0
votes

We are using Google PubSub in a 'spiky' fashion where we publish millions of small messages (< 10k) in a short time (~ 10 mins), spin up 2k GKE pods with 10 worker threads each that use synchronous pull and acknowledge PubSub service calls to work through the associated subscription (with a 10 minute acknowledgement deadline). The Stack Driver graph for the subscription backlog will show a spike to 10M messages and then a downward slope to 0 in around 30 minutes (see below).
We noticed an increase of message re-delivery as the size of these backlogs grew from 1M to 10M from below 1% to beyond 10% for certain hours.

Coming from the GAE Task Pull queue world, we assumed that a worker would "lease" a message by pulling a message from the PubSub subscription where, starting at the time of pull, a worker would have 10 minutes to acknowledge to message. What appears to be happening however, after adding logging (see below for example of a re-published message), is that it is not the time from pull to ack that matters, but the time from publishing the message to acknowledgement.

Is this the right understanding of PubSub acknowledgement deadline, and subsequent redelivery behavior?

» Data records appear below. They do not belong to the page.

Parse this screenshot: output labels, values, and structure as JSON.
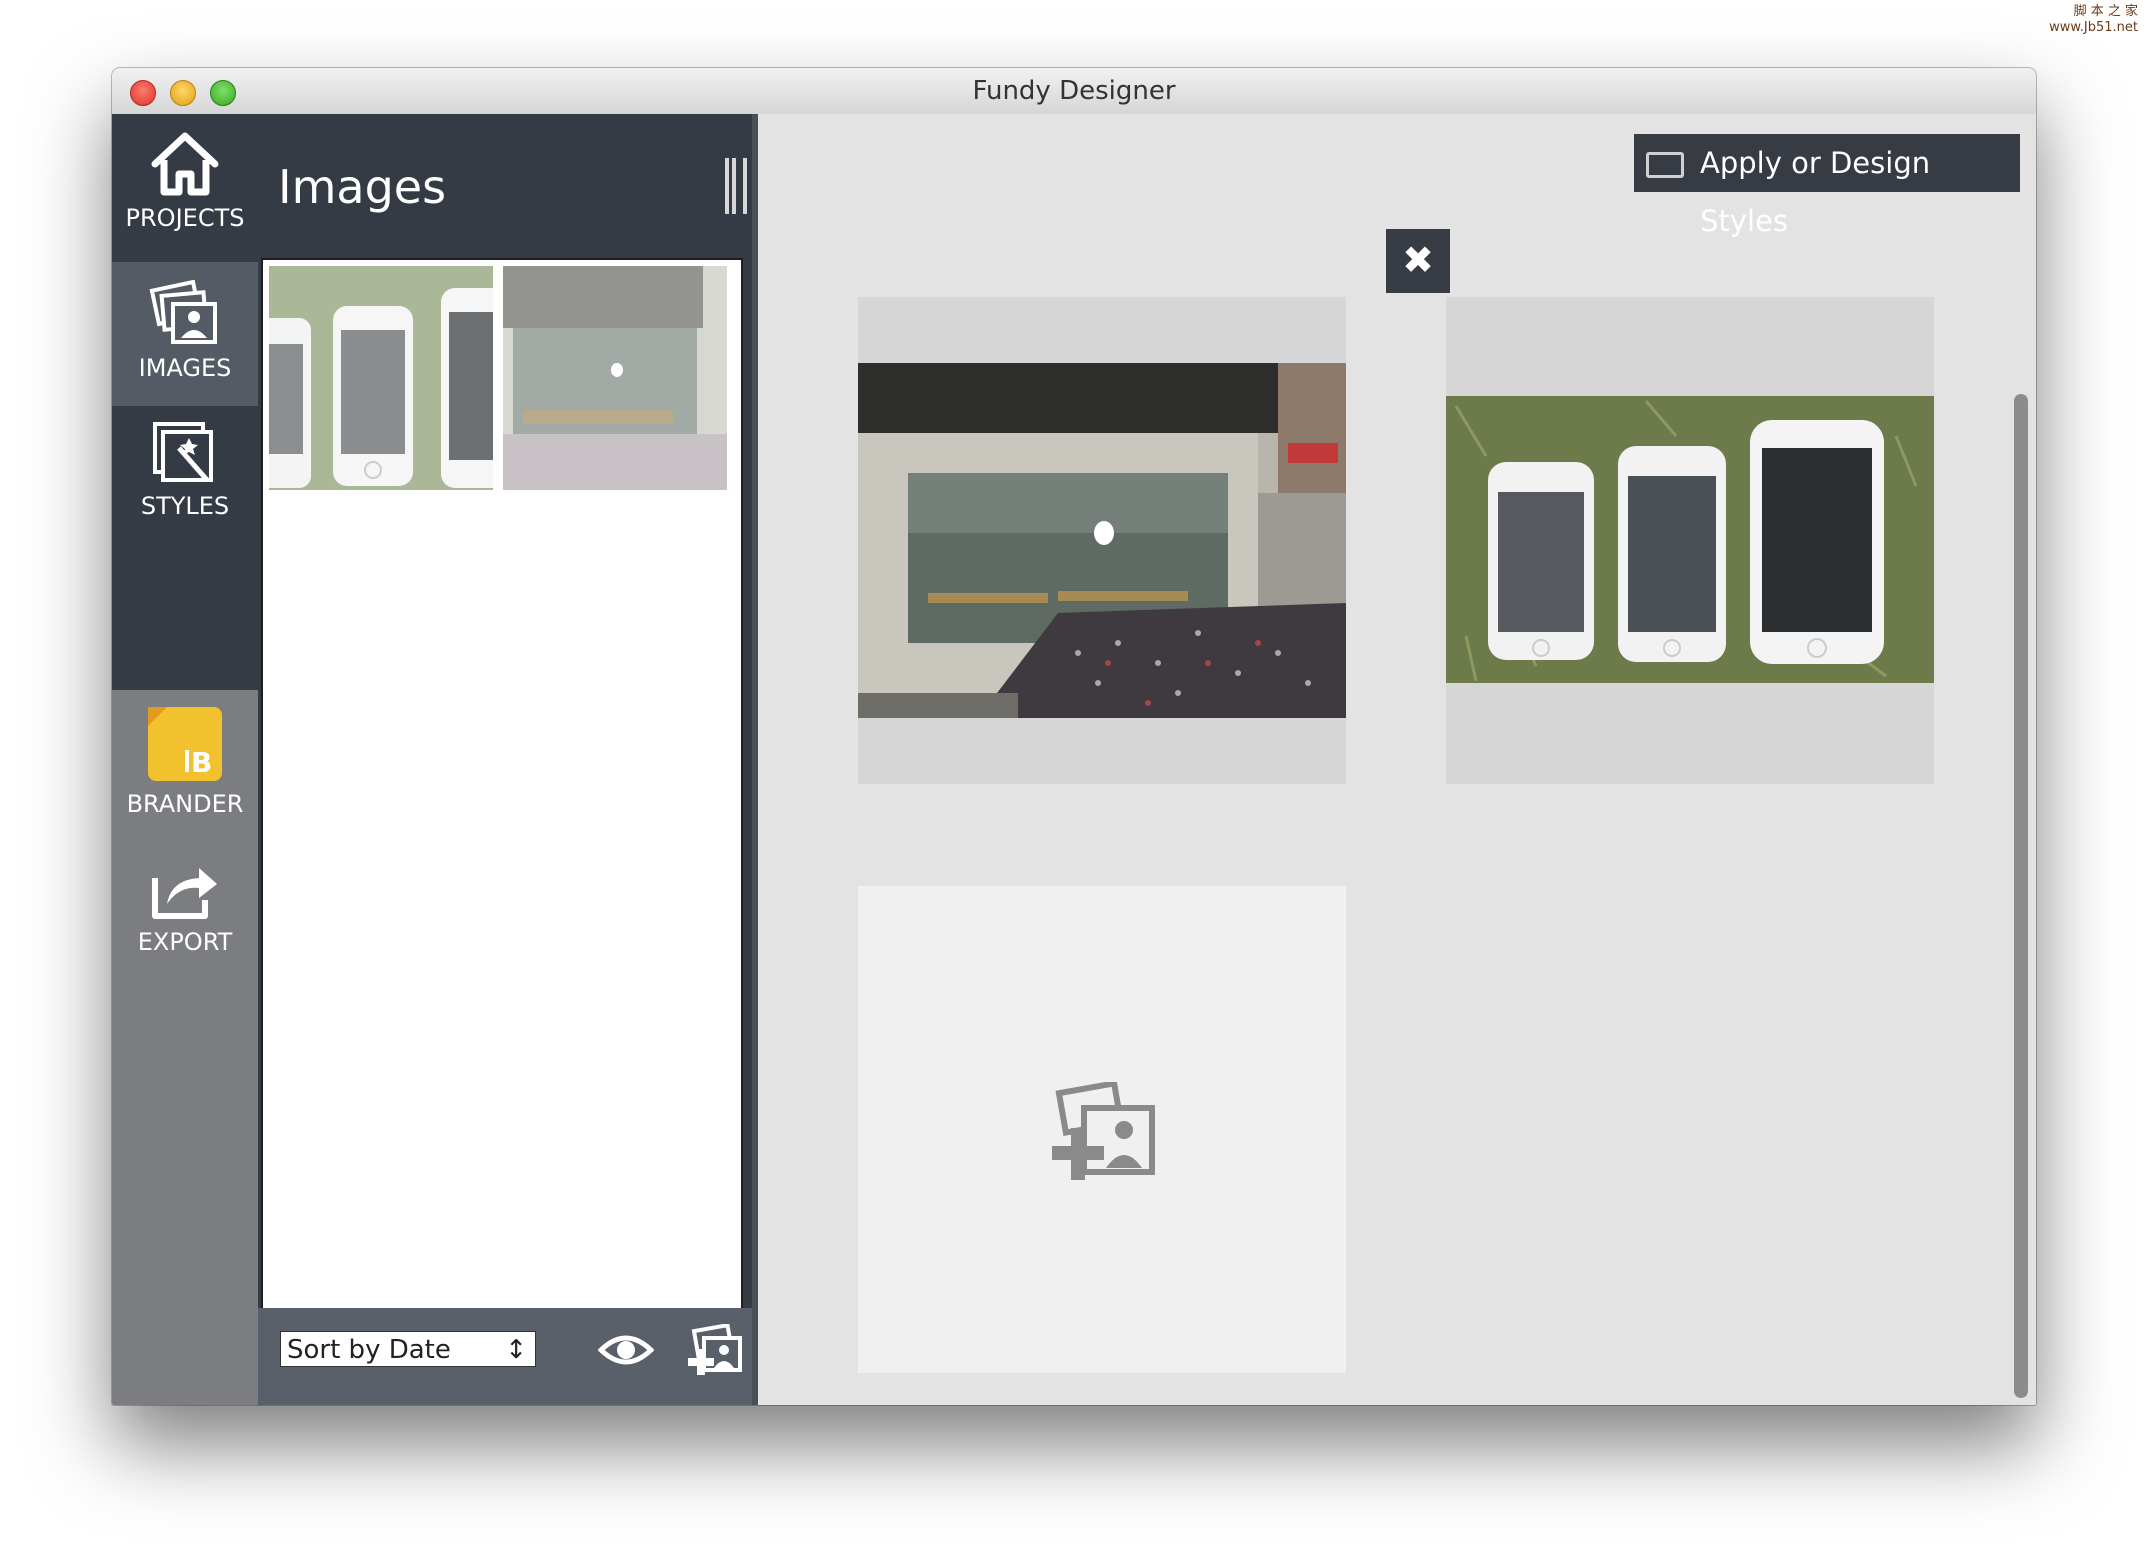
{
  "watermark": {
    "line1": "脚 本 之 家",
    "line2": "www.Jb51.net"
  },
  "window": {
    "title": "Fundy Designer"
  },
  "nav": {
    "projects": "PROJECTS",
    "images": "IMAGES",
    "styles": "STYLES",
    "brander": "BRANDER",
    "export": "EXPORT"
  },
  "images_panel": {
    "title": "Images",
    "sort": {
      "selected": "Sort by Date"
    }
  },
  "main": {
    "apply_styles_label": "Apply or Design Styles",
    "close_glyph": "✖"
  },
  "colors": {
    "dark_nav": "#353b45",
    "grey_nav": "#7b7d80",
    "workspace": "#e3e3e3",
    "brander_yellow": "#f2c12e"
  },
  "icons": [
    "home-icon",
    "images-icon",
    "styles-icon",
    "brander-icon",
    "export-icon",
    "eye-icon",
    "add-images-icon",
    "close-icon"
  ]
}
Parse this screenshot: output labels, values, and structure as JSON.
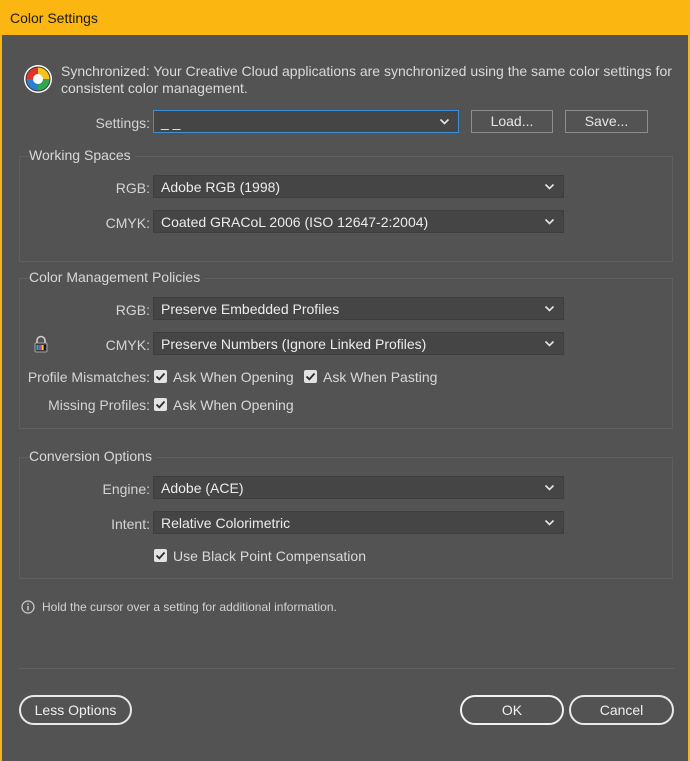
{
  "window": {
    "title": "Color Settings"
  },
  "sync": {
    "message": "Synchronized: Your Creative Cloud applications are synchronized using the same color settings for consistent color management."
  },
  "settings": {
    "label": "Settings:",
    "value": "_ _",
    "load_label": "Load...",
    "save_label": "Save..."
  },
  "working_spaces": {
    "title": "Working Spaces",
    "rgb_label": "RGB:",
    "rgb_value": "Adobe RGB (1998)",
    "cmyk_label": "CMYK:",
    "cmyk_value": "Coated GRACoL 2006 (ISO 12647-2:2004)"
  },
  "policies": {
    "title": "Color Management Policies",
    "rgb_label": "RGB:",
    "rgb_value": "Preserve Embedded Profiles",
    "cmyk_label": "CMYK:",
    "cmyk_value": "Preserve Numbers (Ignore Linked Profiles)",
    "mismatch_label": "Profile Mismatches:",
    "mismatch_open": "Ask When Opening",
    "mismatch_paste": "Ask When Pasting",
    "missing_label": "Missing Profiles:",
    "missing_open": "Ask When Opening"
  },
  "conversion": {
    "title": "Conversion Options",
    "engine_label": "Engine:",
    "engine_value": "Adobe (ACE)",
    "intent_label": "Intent:",
    "intent_value": "Relative Colorimetric",
    "bpc_label": "Use Black Point Compensation"
  },
  "info": {
    "text": "Hold the cursor over a setting for additional information."
  },
  "footer": {
    "less_options": "Less Options",
    "ok": "OK",
    "cancel": "Cancel"
  },
  "colors": {
    "titlebar": "#fbb611",
    "dialog_bg": "#535353",
    "focus": "#3a8fd8"
  }
}
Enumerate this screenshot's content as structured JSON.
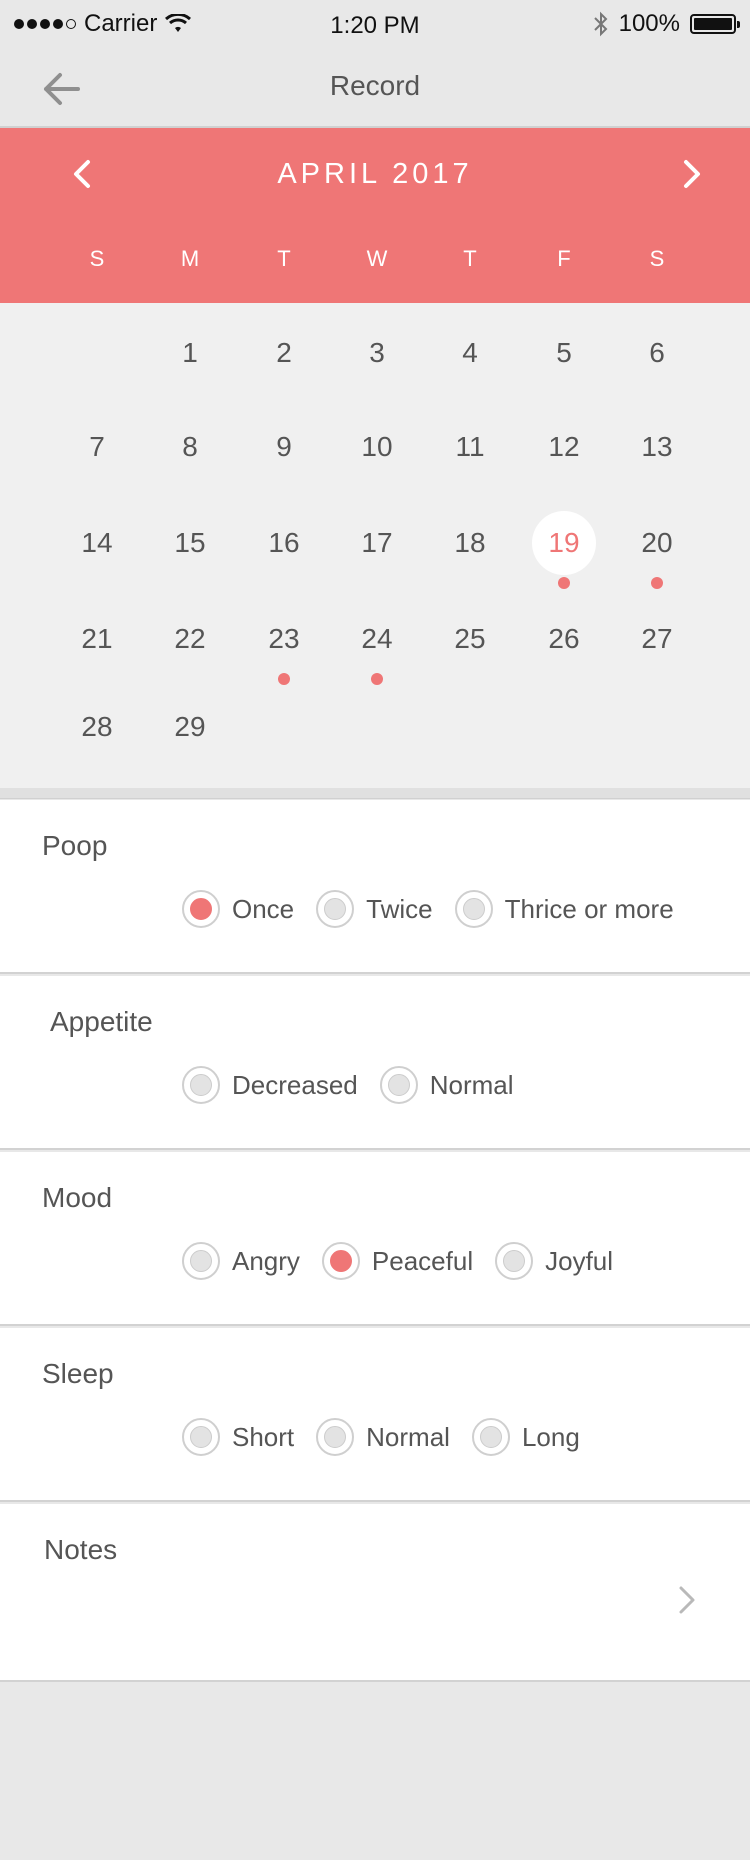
{
  "status_bar": {
    "carrier": "Carrier",
    "time": "1:20 PM",
    "battery": "100%"
  },
  "nav": {
    "title": "Record",
    "back_icon": "arrow-left-icon"
  },
  "calendar": {
    "month_label": "APRIL 2017",
    "weekdays": [
      "S",
      "M",
      "T",
      "W",
      "T",
      "F",
      "S"
    ],
    "days": [
      "1",
      "2",
      "3",
      "4",
      "5",
      "6",
      "7",
      "8",
      "9",
      "10",
      "11",
      "12",
      "13",
      "14",
      "15",
      "16",
      "17",
      "18",
      "19",
      "20",
      "21",
      "22",
      "23",
      "24",
      "25",
      "26",
      "27",
      "28",
      "29"
    ],
    "selected_day": "19",
    "days_with_records": [
      "19",
      "20",
      "23",
      "24"
    ],
    "accent_color": "#ef7676"
  },
  "sections": {
    "poop": {
      "label": "Poop",
      "options": [
        "Once",
        "Twice",
        "Thrice or more"
      ],
      "selected": "Once"
    },
    "appetite": {
      "label": "Appetite",
      "options": [
        "Decreased",
        "Normal"
      ],
      "selected": ""
    },
    "mood": {
      "label": "Mood",
      "options": [
        "Angry",
        "Peaceful",
        "Joyful"
      ],
      "selected": "Peaceful"
    },
    "sleep": {
      "label": "Sleep",
      "options": [
        "Short",
        "Normal",
        "Long"
      ],
      "selected": ""
    },
    "notes": {
      "label": "Notes",
      "icon": "chevron-right-icon"
    }
  }
}
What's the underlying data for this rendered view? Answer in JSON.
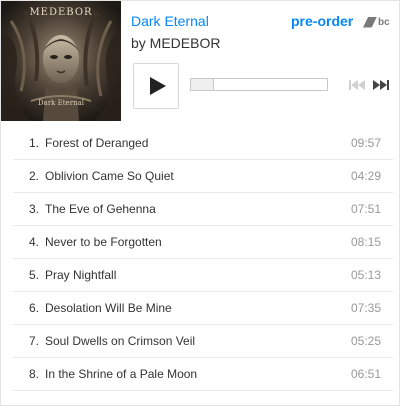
{
  "album": {
    "title": "Dark Eternal",
    "artist_line": "by MEDEBOR",
    "cover_band_text": "MEDEBOR",
    "cover_album_text": "Dark Eternal"
  },
  "actions": {
    "preorder_label": "pre-order",
    "logo_text": "bc"
  },
  "player": {
    "progress": 0
  },
  "tracks": [
    {
      "num": "1",
      "name": "Forest of Deranged",
      "duration": "09:57"
    },
    {
      "num": "2",
      "name": "Oblivion Came So Quiet",
      "duration": "04:29"
    },
    {
      "num": "3",
      "name": "The Eve of Gehenna",
      "duration": "07:51"
    },
    {
      "num": "4",
      "name": "Never to be Forgotten",
      "duration": "08:15"
    },
    {
      "num": "5",
      "name": "Pray Nightfall",
      "duration": "05:13"
    },
    {
      "num": "6",
      "name": "Desolation Will Be Mine",
      "duration": "07:35"
    },
    {
      "num": "7",
      "name": "Soul Dwells on Crimson Veil",
      "duration": "05:25"
    },
    {
      "num": "8",
      "name": "In the Shrine of a Pale Moon",
      "duration": "06:51"
    }
  ]
}
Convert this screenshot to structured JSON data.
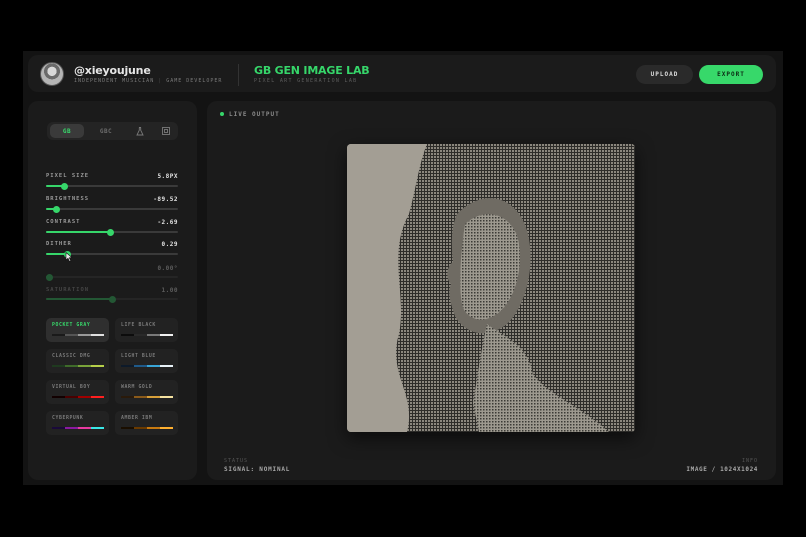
{
  "header": {
    "username": "@xieyoujune",
    "roles": [
      "INDEPENDENT MUSICIAN",
      "GAME DEVELOPER"
    ],
    "app_title": "GB GEN IMAGE LAB",
    "app_subtitle": "PIXEL ART GENERATION LAB",
    "upload_label": "UPLOAD",
    "export_label": "EXPORT"
  },
  "tabs": [
    {
      "label": "GB",
      "active": true
    },
    {
      "label": "GBC",
      "active": false
    },
    {
      "icon": "flask-icon"
    },
    {
      "icon": "grid-icon"
    }
  ],
  "sliders": [
    {
      "label": "PIXEL SIZE",
      "value": "5.8PX",
      "level": 0.14,
      "enabled": true
    },
    {
      "label": "BRIGHTNESS",
      "value": "-89.52",
      "level": 0.08,
      "enabled": true
    },
    {
      "label": "CONTRAST",
      "value": "-2.69",
      "level": 0.49,
      "enabled": true
    },
    {
      "label": "DITHER",
      "value": "0.29",
      "level": 0.16,
      "enabled": true
    },
    {
      "label": "",
      "value": "0.00°",
      "level": 0.03,
      "enabled": false
    },
    {
      "label": "SATURATION",
      "value": "1.00",
      "level": 0.5,
      "enabled": false
    }
  ],
  "palettes": [
    {
      "name": "POCKET GRAY",
      "selected": true,
      "colors": [
        "#1a1a1a",
        "#555555",
        "#9a9a9a",
        "#e0e0e0"
      ]
    },
    {
      "name": "LIFE BLACK",
      "selected": false,
      "colors": [
        "#0c0c0c",
        "#2a2a2a",
        "#7a7a7a",
        "#f0f0f0"
      ]
    },
    {
      "name": "CLASSIC DMG",
      "selected": false,
      "colors": [
        "#1f3a1f",
        "#3f6b2a",
        "#7aa33a",
        "#b7d04a"
      ]
    },
    {
      "name": "LIGHT BLUE",
      "selected": false,
      "colors": [
        "#0d1a2a",
        "#1f5a8a",
        "#3aa6d8",
        "#e8f2f8"
      ]
    },
    {
      "name": "VIRTUAL BOY",
      "selected": false,
      "colors": [
        "#120000",
        "#4a0000",
        "#a00000",
        "#ff2020"
      ]
    },
    {
      "name": "WARM GOLD",
      "selected": false,
      "colors": [
        "#2a1a0a",
        "#8a5a1a",
        "#d8a03a",
        "#f5e2a0"
      ]
    },
    {
      "name": "CYBERPUNK",
      "selected": false,
      "colors": [
        "#1a0a3a",
        "#8a1aa0",
        "#e83aa0",
        "#3ae8e8"
      ]
    },
    {
      "name": "AMBER IBM",
      "selected": false,
      "colors": [
        "#1a0e00",
        "#6a3a00",
        "#c87a10",
        "#ffb030"
      ]
    }
  ],
  "preview": {
    "live_label": "LIVE OUTPUT",
    "status_key": "STATUS",
    "status_value": "SIGNAL: NOMINAL",
    "info_key": "INFO",
    "info_value": "IMAGE / 1024X1024"
  },
  "colors": {
    "accent": "#36d66a",
    "panel": "#1b1b1b",
    "background": "#131313"
  }
}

If so, should we be making sure the subscription's message backlog should only grow to a size that worker threads are able to process and acknowledge within the time configured for the subscription's acknowledgement deadline to get re-delivery rates to < 0.1% on average? We can probably have the publisher apply some sort of back-pressure based on the subscription backlog size although the GAE Pull Task Queue leasing behavior seems more intuitive.

Also, the wording in https://cloud.google.com/pubsub/docs/subscriber#push-subscription, under "Pull subscription": "The subscribing application explicitly calls the pull method, which requests messages for delivery" seems to imply that the acknowledgment timeout starts after the client pull call returns a given message?

Note: we use the Python PubSub API (google-cloud-pubsub), although not the default streaming behavior as this caused "message hoarding" as described in the PubSub docs given the large amount of small messages we publish. Instead we call subscriber_client.pull and acknowledge (which seems thin wrappers around the PubSub service API calls)

PullMessage.ack: 1303776574755856 delay from lease: 0:00:35.032463 (35.032463 seconds), publish: 0:10:02.806571 (602.806571 seconds)

enter image description here

1

1 Answers

2
votes

The ack deadline is for the time between Cloud Pub/Sub sending a message to a subscriber and receiving an ack call for that message. (It is not the time between publishing the message and acking it.) With raw synchronous pull and acknowledge calls, subscribers are responsible for managing the lease. This means that without explicit calls to modifyAckDeadline, the message must be acked by the ack deadline (which defaults to 10 seconds, not 10 minutes).

If you use one of the Cloud Pub/Sub client libraries, received messages will have their leases extended automatically. The behavior for how this lease management works depends on the library. In the Python client library, for example, leases are extended based on previous messages' time-to-ack.

There are many reasons for message redelivery. It's possible that as the backlog increases, load to your workers increases, increasing queuing time at your workers and the time taken to ack messages. You can try increasing your worker count to see if this improves your redelivery rate for large backlogs. Also, the longer it takes for messages to be acked, the more likely they are to be redelivered. The server could lose track of them and deliver them once again.

There is one thing you could do on the publish side to reduce message redeliveries - reduce your publish batch size. Internally, ack state is stored per batch. So, if even one message in a batch exceeds the ackDeadline, they may all be redelivered.

Message redelivery may happen for many other reasons, but scaling your workers could be a good place to start. You can also try reducing your publish batch size.